Does the jammer look like a walkie talkie?

Most commuters experienced anger because they had to hear the fellow travelers’ phone calls.

But anti-social travelers are also increasingly taking matters into their own hands by interrupting commuter calls with portable cell phone jammer.

Jennifer Lopez demonstrated one in the film Enough. The worrying new trend in reality came to the fore this week when a bus driver in Philadelphia was caught by astonished commuters.

“I guess I’m taking the law into my own hands,” he told an NBC10 reporter, “and frankly I’m proud of it.”

The jammer was stopped by a fellow traveler who noticed that everyone on the bus in his cell was having trouble getting a signal.

The jammer held a device that looks like a walkie-talkie with four antennas in hand.

The commuter said, “Every time someone tries his cell phone again, this guy subtly turns in their direction, presses a button and points to him, then continues reading his book under his creepy hood.”

Users feel that they have some control over society that they see as an increasingly ruthless society. ‘

The illegal devices block both radio and mobile phone signals, including nearby emergency centers, which can lead to a public security disaster in the event of a terrorist attack.

Incoming calls are also blocked, so travelers cannot hear emergency messages.

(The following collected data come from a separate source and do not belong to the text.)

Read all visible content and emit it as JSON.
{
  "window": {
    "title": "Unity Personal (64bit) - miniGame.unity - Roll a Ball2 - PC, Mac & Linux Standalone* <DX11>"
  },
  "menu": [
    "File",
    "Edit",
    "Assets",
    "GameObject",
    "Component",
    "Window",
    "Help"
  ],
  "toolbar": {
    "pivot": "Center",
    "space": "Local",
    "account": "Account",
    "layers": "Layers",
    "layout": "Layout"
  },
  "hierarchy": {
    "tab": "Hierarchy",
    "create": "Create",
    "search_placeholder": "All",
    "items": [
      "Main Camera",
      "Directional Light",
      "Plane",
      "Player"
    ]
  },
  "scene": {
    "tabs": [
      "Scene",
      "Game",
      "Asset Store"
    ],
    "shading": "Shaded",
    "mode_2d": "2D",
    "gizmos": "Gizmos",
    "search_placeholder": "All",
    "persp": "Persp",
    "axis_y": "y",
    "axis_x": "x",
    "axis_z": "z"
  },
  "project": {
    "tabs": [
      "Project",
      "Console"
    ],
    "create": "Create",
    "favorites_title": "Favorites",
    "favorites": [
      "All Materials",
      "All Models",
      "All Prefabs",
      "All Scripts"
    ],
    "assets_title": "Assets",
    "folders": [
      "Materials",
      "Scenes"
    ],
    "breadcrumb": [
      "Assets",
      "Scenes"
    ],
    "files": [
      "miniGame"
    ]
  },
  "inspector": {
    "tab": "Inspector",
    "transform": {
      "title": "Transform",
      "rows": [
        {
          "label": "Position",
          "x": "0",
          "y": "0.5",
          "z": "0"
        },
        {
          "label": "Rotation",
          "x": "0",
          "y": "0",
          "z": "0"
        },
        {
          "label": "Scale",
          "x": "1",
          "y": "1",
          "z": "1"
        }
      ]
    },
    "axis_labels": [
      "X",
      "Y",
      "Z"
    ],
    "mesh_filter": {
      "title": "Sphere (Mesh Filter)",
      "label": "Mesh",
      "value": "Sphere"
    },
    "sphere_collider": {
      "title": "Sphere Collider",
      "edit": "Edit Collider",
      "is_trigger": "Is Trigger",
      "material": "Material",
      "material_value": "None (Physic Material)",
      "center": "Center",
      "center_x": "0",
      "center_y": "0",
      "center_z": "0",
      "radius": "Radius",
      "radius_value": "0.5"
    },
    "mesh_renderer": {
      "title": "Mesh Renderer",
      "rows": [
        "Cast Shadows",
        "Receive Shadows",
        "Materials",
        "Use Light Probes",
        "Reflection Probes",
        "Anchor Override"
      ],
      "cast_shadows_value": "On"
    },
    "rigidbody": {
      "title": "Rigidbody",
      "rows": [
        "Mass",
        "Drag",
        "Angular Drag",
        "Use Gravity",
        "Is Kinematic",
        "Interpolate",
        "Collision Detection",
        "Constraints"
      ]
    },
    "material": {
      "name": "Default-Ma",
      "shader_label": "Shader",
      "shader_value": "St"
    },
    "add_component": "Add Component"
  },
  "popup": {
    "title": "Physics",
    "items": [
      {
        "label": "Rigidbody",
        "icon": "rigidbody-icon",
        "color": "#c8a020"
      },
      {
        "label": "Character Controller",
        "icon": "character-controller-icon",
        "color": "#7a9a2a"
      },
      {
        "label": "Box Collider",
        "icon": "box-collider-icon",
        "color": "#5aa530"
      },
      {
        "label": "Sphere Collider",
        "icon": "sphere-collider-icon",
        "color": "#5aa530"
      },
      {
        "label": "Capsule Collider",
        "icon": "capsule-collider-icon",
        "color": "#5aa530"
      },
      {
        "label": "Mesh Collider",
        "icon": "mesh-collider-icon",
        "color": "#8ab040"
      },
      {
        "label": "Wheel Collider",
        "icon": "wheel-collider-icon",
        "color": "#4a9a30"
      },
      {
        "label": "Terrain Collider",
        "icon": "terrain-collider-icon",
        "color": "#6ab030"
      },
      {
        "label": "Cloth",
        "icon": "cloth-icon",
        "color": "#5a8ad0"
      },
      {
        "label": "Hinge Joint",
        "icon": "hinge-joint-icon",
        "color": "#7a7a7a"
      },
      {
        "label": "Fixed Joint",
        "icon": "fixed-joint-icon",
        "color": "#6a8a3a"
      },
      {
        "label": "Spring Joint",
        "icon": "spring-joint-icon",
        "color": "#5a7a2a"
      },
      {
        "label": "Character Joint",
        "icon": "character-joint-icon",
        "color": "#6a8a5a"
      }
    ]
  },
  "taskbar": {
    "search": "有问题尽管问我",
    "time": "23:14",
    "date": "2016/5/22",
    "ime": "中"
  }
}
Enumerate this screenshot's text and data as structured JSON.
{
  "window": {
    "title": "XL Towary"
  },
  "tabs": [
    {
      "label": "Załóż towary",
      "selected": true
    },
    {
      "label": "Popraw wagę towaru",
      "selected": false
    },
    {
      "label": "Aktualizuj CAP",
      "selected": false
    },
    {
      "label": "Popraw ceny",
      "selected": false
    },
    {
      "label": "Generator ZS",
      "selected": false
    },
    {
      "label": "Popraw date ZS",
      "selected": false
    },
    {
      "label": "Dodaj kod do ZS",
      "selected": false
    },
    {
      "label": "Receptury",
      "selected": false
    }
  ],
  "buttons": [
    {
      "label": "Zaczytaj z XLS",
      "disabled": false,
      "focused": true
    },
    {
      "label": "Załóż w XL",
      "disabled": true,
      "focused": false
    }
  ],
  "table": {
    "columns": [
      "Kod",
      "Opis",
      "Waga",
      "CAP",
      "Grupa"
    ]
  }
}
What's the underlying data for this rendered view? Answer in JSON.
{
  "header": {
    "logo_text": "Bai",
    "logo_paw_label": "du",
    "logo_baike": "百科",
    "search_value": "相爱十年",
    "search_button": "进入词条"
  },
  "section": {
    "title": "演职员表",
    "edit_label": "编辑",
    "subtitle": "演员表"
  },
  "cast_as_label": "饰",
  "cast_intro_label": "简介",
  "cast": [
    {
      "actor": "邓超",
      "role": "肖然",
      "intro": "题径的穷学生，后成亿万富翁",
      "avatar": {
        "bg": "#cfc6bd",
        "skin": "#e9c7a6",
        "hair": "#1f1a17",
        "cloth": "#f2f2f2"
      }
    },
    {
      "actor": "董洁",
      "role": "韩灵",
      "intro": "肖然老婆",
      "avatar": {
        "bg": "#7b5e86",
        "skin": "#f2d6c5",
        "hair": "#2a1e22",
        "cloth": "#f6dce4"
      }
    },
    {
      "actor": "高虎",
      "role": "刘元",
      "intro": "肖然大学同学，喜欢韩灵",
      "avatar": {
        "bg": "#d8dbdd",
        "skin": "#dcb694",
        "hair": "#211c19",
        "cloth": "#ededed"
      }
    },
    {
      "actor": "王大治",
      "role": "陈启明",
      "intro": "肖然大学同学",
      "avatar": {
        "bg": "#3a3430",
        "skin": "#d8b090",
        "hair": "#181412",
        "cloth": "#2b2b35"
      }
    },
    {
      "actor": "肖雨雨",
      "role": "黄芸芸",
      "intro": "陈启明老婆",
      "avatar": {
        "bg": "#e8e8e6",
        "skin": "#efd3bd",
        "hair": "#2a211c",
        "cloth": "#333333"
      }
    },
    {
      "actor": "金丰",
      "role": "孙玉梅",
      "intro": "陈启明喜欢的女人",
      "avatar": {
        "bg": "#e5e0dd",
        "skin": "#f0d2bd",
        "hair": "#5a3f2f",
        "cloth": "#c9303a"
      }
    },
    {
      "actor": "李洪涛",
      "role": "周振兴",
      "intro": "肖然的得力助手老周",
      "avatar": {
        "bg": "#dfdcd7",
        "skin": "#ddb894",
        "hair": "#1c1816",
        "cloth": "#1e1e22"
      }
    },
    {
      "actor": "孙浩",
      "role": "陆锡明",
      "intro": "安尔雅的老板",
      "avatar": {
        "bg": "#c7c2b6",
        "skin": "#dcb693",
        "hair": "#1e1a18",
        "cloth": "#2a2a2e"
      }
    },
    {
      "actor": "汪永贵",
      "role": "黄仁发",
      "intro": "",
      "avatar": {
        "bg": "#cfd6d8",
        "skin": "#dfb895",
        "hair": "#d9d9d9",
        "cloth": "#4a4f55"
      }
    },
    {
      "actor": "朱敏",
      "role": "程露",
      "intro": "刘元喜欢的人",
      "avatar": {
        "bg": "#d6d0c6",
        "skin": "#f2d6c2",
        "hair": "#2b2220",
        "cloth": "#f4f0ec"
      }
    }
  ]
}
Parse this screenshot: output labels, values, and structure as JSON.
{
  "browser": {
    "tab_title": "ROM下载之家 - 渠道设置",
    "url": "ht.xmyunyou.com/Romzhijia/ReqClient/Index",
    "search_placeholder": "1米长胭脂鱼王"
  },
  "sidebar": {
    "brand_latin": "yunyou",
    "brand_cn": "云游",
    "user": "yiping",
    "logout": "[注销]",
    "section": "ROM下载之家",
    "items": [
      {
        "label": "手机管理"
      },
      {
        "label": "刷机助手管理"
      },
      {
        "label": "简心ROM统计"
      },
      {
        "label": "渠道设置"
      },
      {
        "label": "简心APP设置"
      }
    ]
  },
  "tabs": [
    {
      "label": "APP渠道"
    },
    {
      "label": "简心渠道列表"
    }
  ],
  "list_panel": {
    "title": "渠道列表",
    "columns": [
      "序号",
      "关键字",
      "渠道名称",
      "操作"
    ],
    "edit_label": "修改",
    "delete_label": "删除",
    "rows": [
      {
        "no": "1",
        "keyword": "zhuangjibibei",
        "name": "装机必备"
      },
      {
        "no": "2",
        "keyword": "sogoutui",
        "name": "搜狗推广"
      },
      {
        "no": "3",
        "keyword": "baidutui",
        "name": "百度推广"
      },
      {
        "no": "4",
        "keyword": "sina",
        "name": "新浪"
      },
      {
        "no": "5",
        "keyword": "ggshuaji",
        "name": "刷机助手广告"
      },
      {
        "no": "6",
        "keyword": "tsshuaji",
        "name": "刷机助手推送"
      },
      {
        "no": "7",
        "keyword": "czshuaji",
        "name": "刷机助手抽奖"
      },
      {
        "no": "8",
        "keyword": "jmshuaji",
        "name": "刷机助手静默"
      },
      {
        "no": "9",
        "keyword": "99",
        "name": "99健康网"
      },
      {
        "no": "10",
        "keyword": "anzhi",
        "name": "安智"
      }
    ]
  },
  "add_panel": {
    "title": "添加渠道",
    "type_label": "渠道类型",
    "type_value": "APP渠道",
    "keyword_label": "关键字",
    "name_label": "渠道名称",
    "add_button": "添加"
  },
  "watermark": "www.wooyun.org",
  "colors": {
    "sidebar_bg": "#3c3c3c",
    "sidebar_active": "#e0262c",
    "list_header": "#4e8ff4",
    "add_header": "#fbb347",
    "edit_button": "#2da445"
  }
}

A daily commuter from New Jersey to New York, who carries a jammer every day on his transit trip, said: “These are the best things ever”

He told Forbes that he uses the pocket-sized device bought from a website that selectively imports it from China when a fellow traveler speaks too loud or too long.

“If I used it, I have to cut off a loud speaker on the train next to me.” He claims he never felt guilty. “No fault,” he says, “just personal high fives.”